NASHVILLE, Tenn. (WTVF) — When the arctic cold came through Middle Tennessee last month, thousands of people lost power due to rolling blackouts. Councilmember Joy Styles said her district was the most affected and is demanding change.
Styles said plans are already underway to make sure families do not go through that again. There’s an 18-month plan in place to specifically improve service in southeast Nashville.
Thursday night she'll be hosting a community meeting with NES and TVA officials to talk through what went wrong during the outages and what’s being done to improve the systems. Families that were affected are encouraged to attend and ask questions.
“We have a lot of multigenerational living which means you cannot assume a single-family home has a traditional family size of four living in it,” said Styles. She said that means families are potentially using a lot more water and power than normal, so there needs to be better planning.
Cane Ridge and Antioch in Styles’ district had the largest outages with 20,000 total without power. She said TVA is going to make a significant investment in that area to have more of a presence and that NES is also stepping up its communication plan for severe weather in the future.

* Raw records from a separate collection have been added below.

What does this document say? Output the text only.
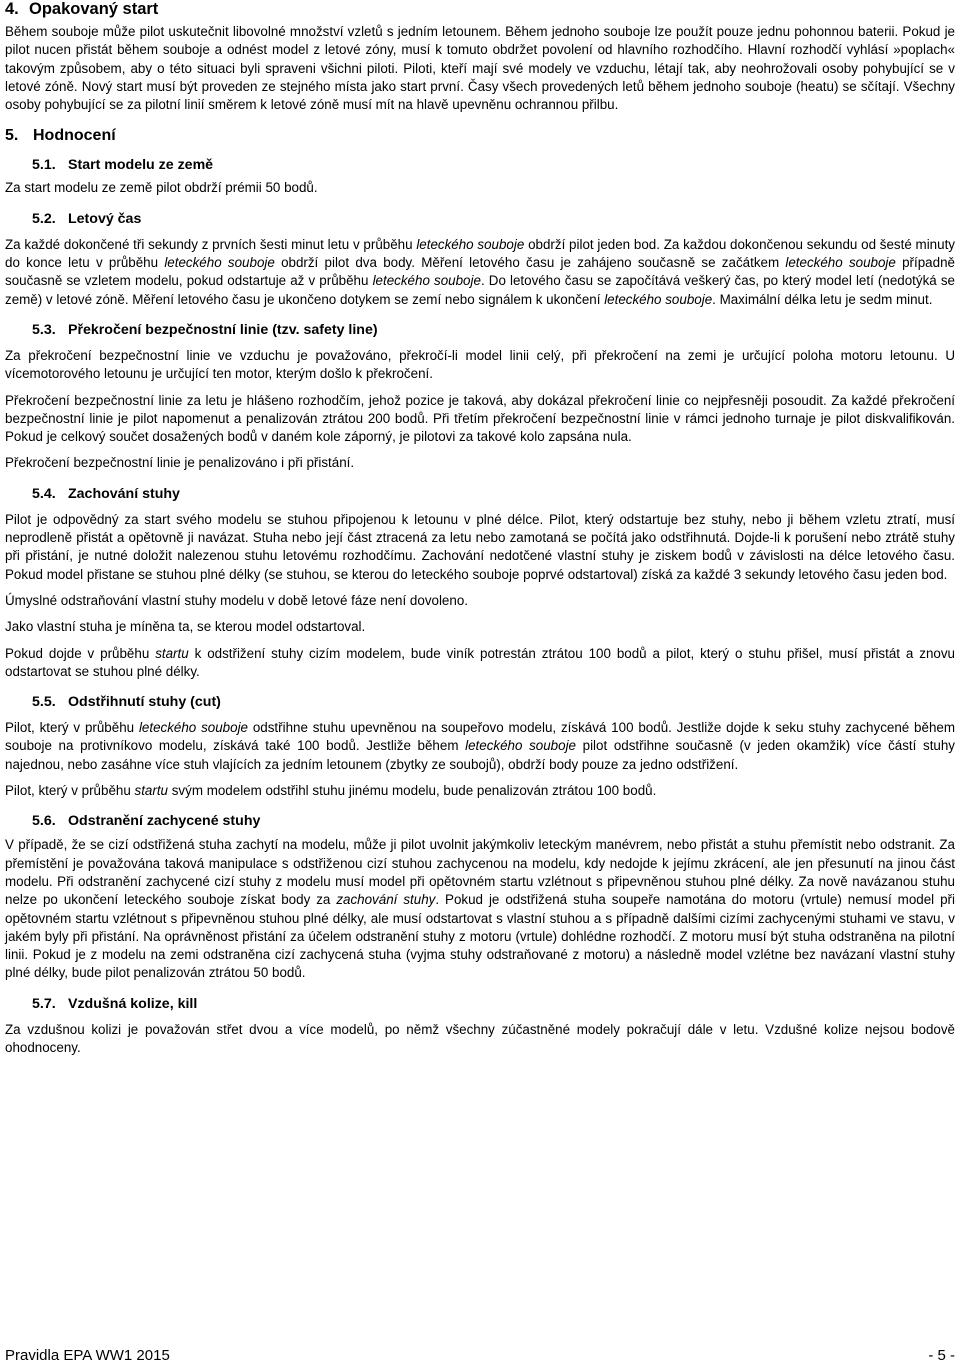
4. Opakovaný start

Během souboje může pilot uskutečnit libovolné množství vzletů s jedním letounem. Během jednoho souboje lze použít pouze jednu pohonnou baterii. Pokud je pilot nucen přistát během souboje a odnést model z letové zóny, musí k tomuto obdržet povolení od hlavního rozhodčího. Hlavní rozhodčí vyhlásí »poplach« takovým způsobem, aby o této situaci byli spraveni všichni piloti. Piloti, kteří mají své modely ve vzduchu, létají tak, aby neohrožovali osoby pohybující se v letové zóně. Nový start musí být proveden ze stejného místa jako start první. Časy všech provedených letů během jednoho souboje (heatu) se sčítají. Všechny osoby pohybující se za pilotní linií směrem k letové zóně musí mít na hlavě upevněnu ochrannou přilbu.

5. Hodnocení
5.1. Start modelu ze země

Za start modelu ze země pilot obdrží prémii 50 bodů.

5.2. Letový čas

Za každé dokončené tři sekundy z prvních šesti minut letu v průběhu leteckého souboje obdrží pilot jeden bod. Za každou dokončenou sekundu od šesté minuty do konce letu v průběhu leteckého souboje obdrží pilot dva body. Měření letového času je zahájeno současně se začátkem leteckého souboje případně současně se vzletem modelu, pokud odstartuje až v průběhu leteckého souboje. Do letového času se započítává veškerý čas, po který model letí (nedotýká se země) v letové zóně. Měření letového času je ukončeno dotykem se zemí nebo signálem k ukončení leteckého souboje. Maximální délka letu je sedm minut.

5.3. Překročení bezpečnostní linie (tzv. safety line)

Za překročení bezpečnostní linie ve vzduchu je považováno, překročí-li model linii celý, při překročení na zemi je určující poloha motoru letounu. U vícemotorového letounu je určující ten motor, kterým došlo k překročení.

Překročení bezpečnostní linie za letu je hlášeno rozhodčím, jehož pozice je taková, aby dokázal překročení linie co nejpřesněji posoudit. Za každé překročení bezpečnostní linie je pilot napomenut a penalizován ztrátou 200 bodů. Při třetím překročení bezpečnostní linie v rámci jednoho turnaje je pilot diskvalifikován. Pokud je celkový součet dosažených bodů v daném kole záporný, je pilotovi za takové kolo zapsána nula.

Překročení bezpečnostní linie je penalizováno i při přistání.

5.4. Zachování stuhy

Pilot je odpovědný za start svého modelu se stuhou připojenou k letounu v plné délce. Pilot, který odstartuje bez stuhy, nebo ji během vzletu ztratí, musí neprodleně přistát a opětovně ji navázat. Stuha nebo její část ztracená za letu nebo zamotaná se počítá jako odstřihnutá. Dojde-li k porušení nebo ztrátě stuhy při přistání, je nutné doložit nalezenou stuhu letovému rozhodčímu. Zachování nedotčené vlastní stuhy je ziskem bodů v závislosti na délce letového času. Pokud model přistane se stuhou plné délky (se stuhou, se kterou do leteckého souboje poprvé odstartoval) získá za každé 3 sekundy letového času jeden bod.

Úmyslné odstraňování vlastní stuhy modelu v době letové fáze není dovoleno.

Jako vlastní stuha je míněna ta, se kterou model odstartoval.

Pokud dojde v průběhu startu k odstřižení stuhy cizím modelem, bude viník potrestán ztrátou 100 bodů a pilot, který o stuhu přišel, musí přistát a znovu odstartovat se stuhou plné délky.

5.5. Odstřihnutí stuhy (cut)

Pilot, který v průběhu leteckého souboje odstřihne stuhu upevněnou na soupeřovo modelu, získává 100 bodů. Jestliže dojde k seku stuhy zachycené během souboje na protivníkovo modelu, získává také 100 bodů. Jestliže během leteckého souboje pilot odstřihne současně (v jeden okamžik) více částí stuhy najednou, nebo zasáhne více stuh vlajících za jedním letounem (zbytky ze soubojů), obdrží body pouze za jedno odstřižení.

Pilot, který v průběhu startu svým modelem odstřihl stuhu jinému modelu, bude penalizován ztrátou 100 bodů.

5.6. Odstranění zachycené stuhy

V případě, že se cizí odstřižená stuha zachytí na modelu, může ji pilot uvolnit jakýmkoliv leteckým manévrem, nebo přistát a stuhu přemístit nebo odstranit. Za přemístění je považována taková manipulace s odstřiženou cizí stuhou zachycenou na modelu, kdy nedojde k jejímu zkrácení, ale jen přesunutí na jinou část modelu. Při odstranění zachycené cizí stuhy z modelu musí model při opětovném startu vzlétnout s připevněnou stuhou plné délky. Za nově navázanou stuhu nelze po ukončení leteckého souboje získat body za zachování stuhy. Pokud je odstřižená stuha soupeře namotána do motoru (vrtule) nemusí model při opětovném startu vzlétnout s připevněnou stuhou plné délky, ale musí odstartovat s vlastní stuhou a s případně dalšími cizími zachycenými stuhami ve stavu, v jakém byly při přistání. Na oprávněnost přistání za účelem odstranění stuhy z motoru (vrtule) dohlédne rozhodčí. Z motoru musí být stuha odstraněna na pilotní linii. Pokud je z modelu na zemi odstraněna cizí zachycená stuha (vyjma stuhy odstraňované z motoru) a následně model vzlétne bez navázaní vlastní stuhy plné délky, bude pilot penalizován ztrátou 50 bodů.

5.7. Vzdušná kolize, kill

Za vzdušnou kolizi je považován střet dvou a více modelů, po němž všechny zúčastněné modely pokračují dále v letu. Vzdušné kolize nejsou bodově ohodnoceny.

Pravidla EPA WW1 2015	- 5 -
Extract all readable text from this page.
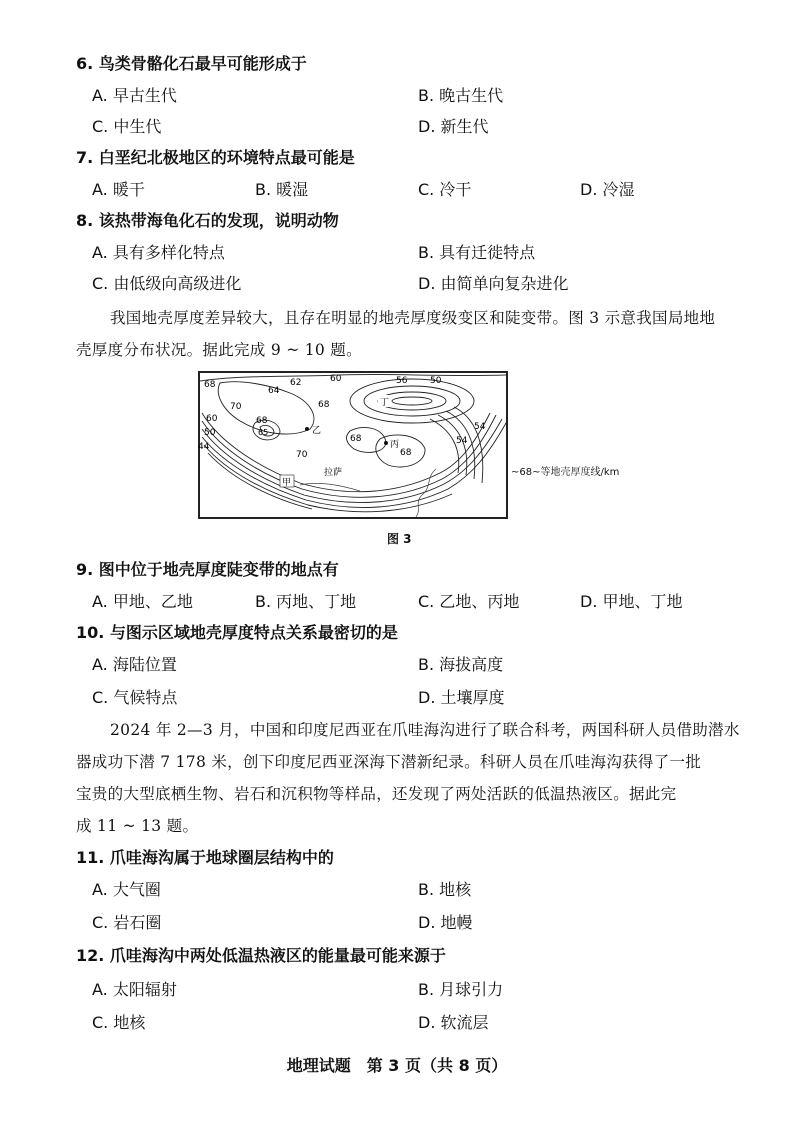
6. 鸟类骨骼化石最早可能形成于
A. 早古生代	B. 晚古生代
C. 中生代	D. 新生代
7. 白垩纪北极地区的环境特点最可能是
A. 暖干	B. 暖湿	C. 冷干	D. 冷湿
8. 该热带海龟化石的发现，说明动物
A. 具有多样化特点	B. 具有迁徙特点
C. 由低级向高级进化	D. 由简单向复杂进化
我国地壳厚度差异较大，且存在明显的地壳厚度级变区和陡变带。图 3 示意我国局地地
壳厚度分布状况。据此完成 9 ~ 10 题。
68
64
62	60	56	50
70	68
68
65
60
50
44
70
68
68
54
54
丁
乙
丙
甲
拉萨	~68~等地壳厚度线/km
图 3
9. 图中位于地壳厚度陡变带的地点有
A. 甲地、乙地	B. 丙地、丁地	C. 乙地、丙地	D. 甲地、丁地
10. 与图示区域地壳厚度特点关系最密切的是
A. 海陆位置	B. 海拔高度
C. 气候特点	D. 土壤厚度
2024 年 2—3 月，中国和印度尼西亚在爪哇海沟进行了联合科考，两国科研人员借助潜水
器成功下潜 7 178 米，创下印度尼西亚深海下潜新纪录。科研人员在爪哇海沟获得了一批
宝贵的大型底栖生物、岩石和沉积物等样品，还发现了两处活跃的低温热液区。据此完
成 11 ~ 13 题。
11. 爪哇海沟属于地球圈层结构中的
A. 大气圈	B. 地核
C. 岩石圈	D. 地幔
12. 爪哇海沟中两处低温热液区的能量最可能来源于
A. 太阳辐射	B. 月球引力
C. 地核	D. 软流层
地理试题　第 3 页（共 8 页）
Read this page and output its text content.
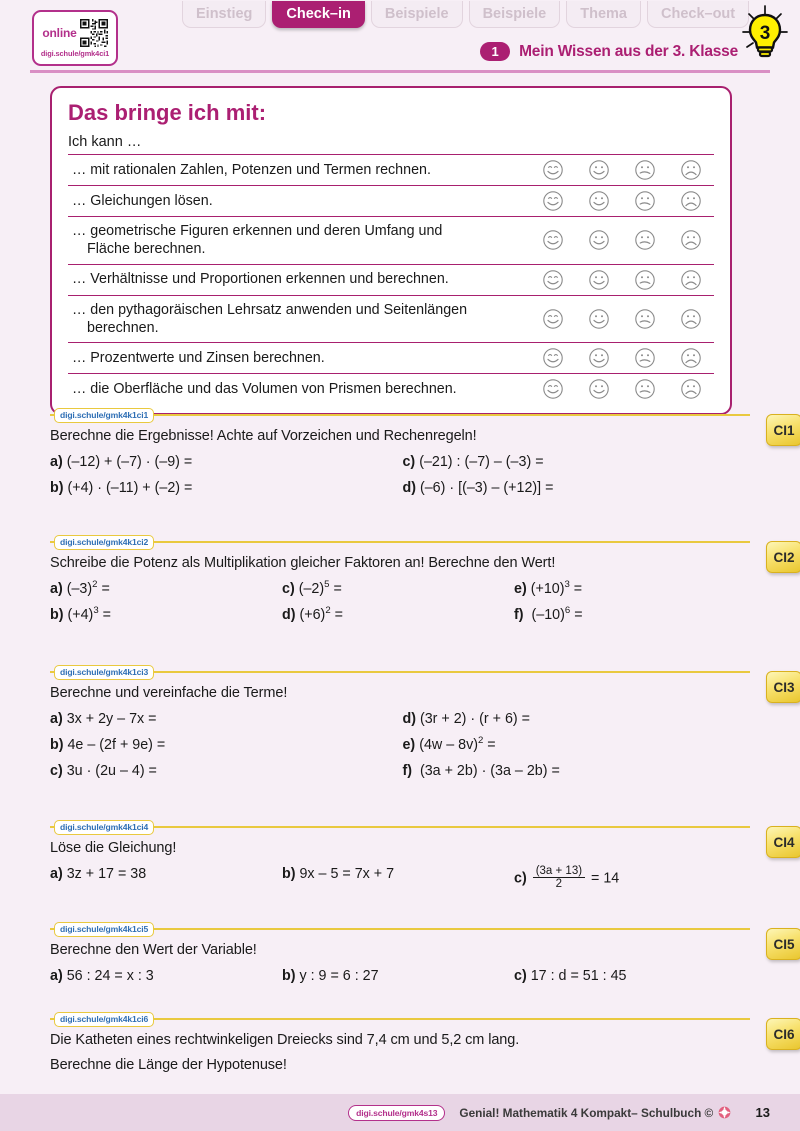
online
digi.schule/gmk4ci1
Einstieg	Check–in	Beispiele	Beispiele	Thema	Check–out
1	Mein Wissen aus der 3. Klasse
3
Das bringe ich mit:
Ich kann …
… mit rationalen Zahlen, Potenzen und Termen rechnen.				
… Gleichungen lösen.				
… geometrische Figuren erkennen und deren Umfang und
Fläche berechnen.

… Verhältnisse und Proportionen erkennen und berechnen.				
… den pythagoräischen Lehrsatz anwenden und Seitenlängen
berechnen.

… Prozentwerte und Zinsen berechnen.				
… die Oberfläche und das Volumen von Prismen berechnen.				
digi.schule/gmk4k1ci1
CI1
Berechne die Ergebnisse! Achte auf Vorzeichen und Rechenregeln!
a) (–12) + (–7) · (–9) =	c) (–21) : (–7) – (–3) =
b) (+4) · (–11) + (–2) =	d) (–6) · [(–3) – (+12)] =
digi.schule/gmk4k1ci2
CI2
Schreibe die Potenz als Multiplikation gleicher Faktoren an! Berechne den Wert!
a) $(-3)^2$ =	c) $(-2)^5$ =	e) $(+10)^3$ =
b) $(+4)^3$ =	d) $(+6)^2$ =	f)  $(-10)^6$ =
digi.schule/gmk4k1ci3
CI3
Berechne und vereinfache die Terme!
a) 3x + 2y – 7x =	d) (3r + 2) · (r + 6) =
b) 4e – (2f + 9e) =	e) (4w – 8v)$^2$ =
c) 3u · (2u – 4) =	f)  (3a + 2b) · (3a – 2b) =
digi.schule/gmk4k1ci4
CI4
Löse die Gleichung!
a) 3z + 17 = 38	b) 9x – 5 = 7x + 7	$c) \frac{(3a + 13)}{2} = 14$
digi.schule/gmk4k1ci5
CI5
Berechne den Wert der Variable!
a) 56 : 24 = x : 3	b) y : 9 = 6 : 27	c) 17 : d = 51 : 45
digi.schule/gmk4k1ci6
CI6
Die Katheten eines rechtwinkeligen Dreiecks sind 7,4 cm und 5,2 cm lang.
Berechne die Länge der Hypotenuse!
digi.schule/gmk4s13	Genial! Mathematik 4 Kompakt– Schulbuch ©	13
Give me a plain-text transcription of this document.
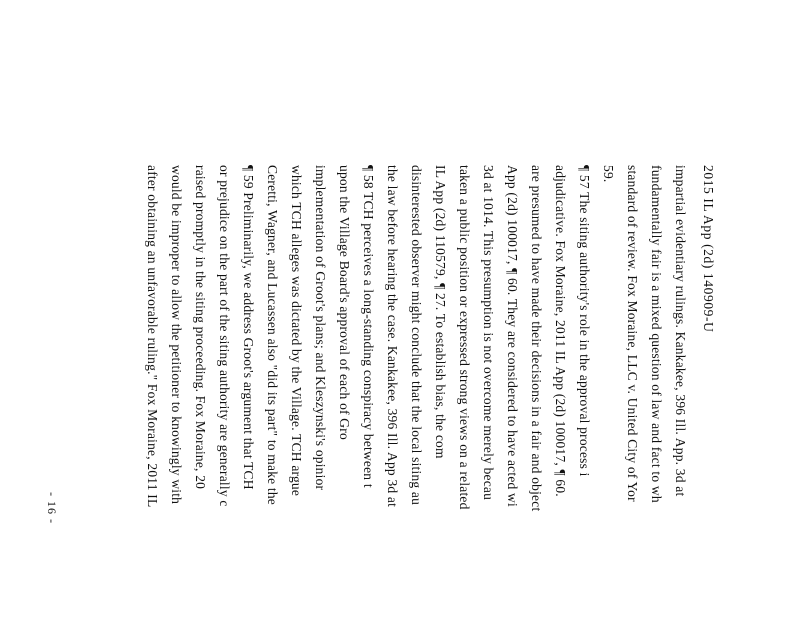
2015 IL App (2d) 140909-U
- 16 -
impartial evidentiary rulings. Kankakee, 396 Ill. App. 3d at
fundamentally fair is a mixed question of law and fact to wh
standard of review. Fox Moraine, LLC v. United City of Yor
59.
¶ 57 The siting authority's role in the approval process i
adjudicative. Fox Moraine, 2011 IL App (2d) 100017, ¶ 60.
are presumed to have made their decisions in a fair and object
App (2d) 100017, ¶ 60. They are considered to have acted wi
3d at 1014. This presumption is not overcome merely becau
taken a public position or expressed strong views on a related
IL App (2d) 110579, ¶ 27. To establish bias, the com
disinterested observer might conclude that the local siting au
the law before hearing the case. Kankakee, 396 Ill. App 3d at
¶ 58 TCH perceives a long-standing conspiracy between t
upon the Village Board's approval of each of Gro
implementation of Groot's plans; and Kleszynski's opinior
which TCH alleges was dictated by the Village. TCH argue
Ceretti, Wagner, and Lucassen also "did its part" to make the
¶ 59 Preliminarily, we address Groot's argument that TCH
or prejudice on the part of the siting authority are generally c
raised promptly in the siting proceeding. Fox Moraine, 20
would be improper to allow the petitioner to knowingly with
after obtaining an unfavorable ruling." Fox Moraine, 2011 IL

“There’s work to be done and we cannot kick the can any further down the street. It is literally a dead-end street at this point. So now we do the work," said Styles. "We invest in the grid, we make sure the load capacity is where it needs to be and if anything else happens in the future we make provisions, if we need another transformer, we get that transformer.”
The meeting is happening in Room 2 of the Community Center inside the old Global Mall in Antioch at 6 p.m.